Its findings run counter to those of a study published by the National Obesity Forum in May, which said people should eat more fat and fewer carbohydrates and rubbished the nutritional guidelines from Public Health England, which recommend that people should eat less butter and red meat. In the row that followed, several members of the forum, including its clinical director, resigned.

The new paper, published in the prestigious US journal Jama Internal Medicine, says eating trans-fats and saturated fats, including those from red meat and butter, is linked to higher mortality rates compared with the same number of calories from carbohydrates.

More importantly, they say, they found that death rates dropped by between 11% and 19% among people who ate unsaturated fats compared to people who consumed the same number of calories in the form of carbohydrates. Every 5% increase in saturated fat consumption compared to carbohydrates raised the mortality rate by 8%.

Replacing just 5% of their calories from saturated fats – about 15g – with the same amount of polyunsaturated fat such as olive oil was associated with a 27% lower risk of early death.

They had a lower risk of death from not only cardiovascular disease and cancer but also neurodegenerative diseases, such as Alzheimer’s and Parkinson’s, and respiratory disease, compared with people who continued to eat a lot of food containing saturated fats.

Eating carbohydrates instead of saturated fats also reduced mortality rates, but by a relatively small amount.

“There has been widespread confusion in the biomedical community and the general public in the last couple of years about the health effects of specific types of fat in the diet,” said the study’s lead author, Dong Wang, of the departments of nutrition and epidemiology at Harvard Chan school. “This study documents important benefits of unsaturated fats, especially when they replace saturated and trans fats.”

Frank Hu, a professor of nutrition and epidemiology and a senior author of the study, said that in practice “this can be achieved by replacing animal fats with a variety of liquid vegetable oils”.

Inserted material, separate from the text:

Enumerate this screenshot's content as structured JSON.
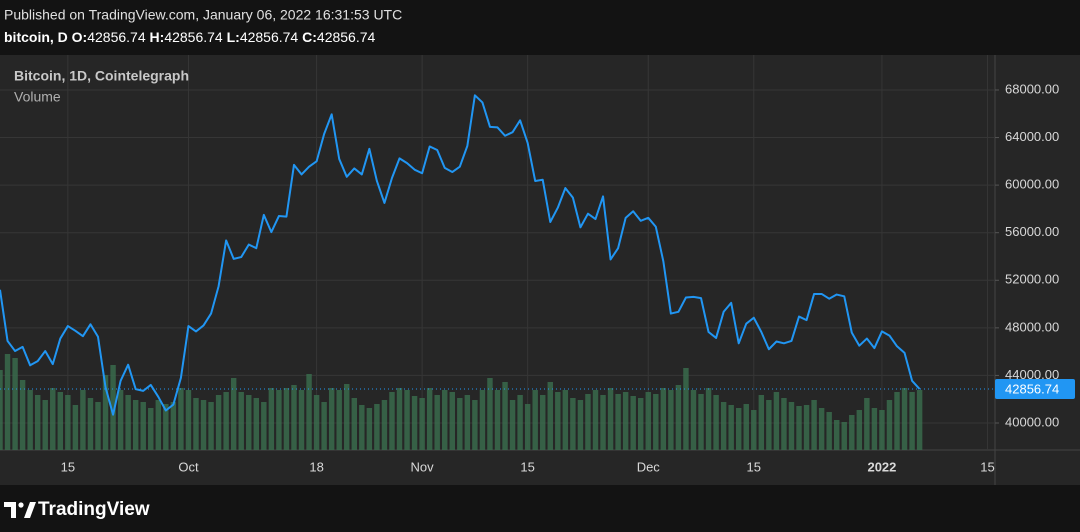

The study included 126,233 participants from two large long-term studies – a nurses’ health study and a health professionals follow-up study – who answered survey questions every two to four years about their diet, lifestyle and health, for up to 32 years. During the follow-up, 33,304 deaths were documented.

“These findings are consistent with current public health recommendations in the UK and elsewhere, and particularly with the concept of a beneficial Mediterranean-style diet rich in unsaturated fats from plants, fish and olive oil,” said Dr Ian Johnson, emeritus fellow at the Institute of Food Research.

“Recently a number of books and opinion pieces have popularised the idea that conventional dietary advice, recommending consumption of vegetable oils and other products rich in unsaturated fats in preference to saturated fats from animal products, has been shown to be wrong. This study should do much to redress the balance. There is nothing in these results consistent with the notion that ‘butter is back’.”

• This article was amended on 15 July 2016 to clarify some details of the research. An earlier version said researchers had “found that death rates dropped by between 11% and 19% among people who replaced saturated fats such as butter, lard and red meat with unsaturated fats such as olive oil, canola oil and soybean oil”.